Despite the recent flight to safety that has pushed bond yields to record-setting lows, 69 per cent of investment managers expect UK Government debt to spike compared to the benchmark German sovereign bonds, with more than one in five braced for a surge of more than 20 basis points.

The current yields for the two nations' bonds are near record-breaking lows, with German 10-year bunds tipping into negative yields on Monday.

Will Goodhart, chief executive of CFA UK, said the survey signals that in the event of the UK leaving the union, "those who hold investments in their pensions or elsewhere would be hurt by the decline in the value of their assets".

"Both UK and non-UK respondents believe that a Brexit vote would have a negative impact on UK asset values on a one-year basis.

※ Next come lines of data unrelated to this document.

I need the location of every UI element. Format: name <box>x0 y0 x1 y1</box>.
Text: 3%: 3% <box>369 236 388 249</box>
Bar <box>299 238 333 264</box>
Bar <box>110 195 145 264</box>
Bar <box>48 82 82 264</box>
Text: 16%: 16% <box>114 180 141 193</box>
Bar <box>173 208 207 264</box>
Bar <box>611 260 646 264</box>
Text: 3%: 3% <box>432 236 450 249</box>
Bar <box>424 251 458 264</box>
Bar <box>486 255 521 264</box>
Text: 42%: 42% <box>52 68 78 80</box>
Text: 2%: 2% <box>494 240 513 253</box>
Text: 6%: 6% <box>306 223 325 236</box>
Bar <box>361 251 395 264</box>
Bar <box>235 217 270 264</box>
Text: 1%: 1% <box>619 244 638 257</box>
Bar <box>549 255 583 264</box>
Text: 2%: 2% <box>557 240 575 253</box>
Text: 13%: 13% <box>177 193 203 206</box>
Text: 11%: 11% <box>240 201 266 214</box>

UK respondents feel this more strongly, but it is interesting that qualified investment professionals from around the world - with no emotional involvement in this issue - also strongly believe that a Brexit vote would be against UK clients' interests over that timeframe," he said.

The ratings agency Moody's has said asset managers were unlikely to suffer major disruption to their underlying businesses, despite the possible loss of "passporting" rights to operate throughout the EU by winning regulatory approval in one member state.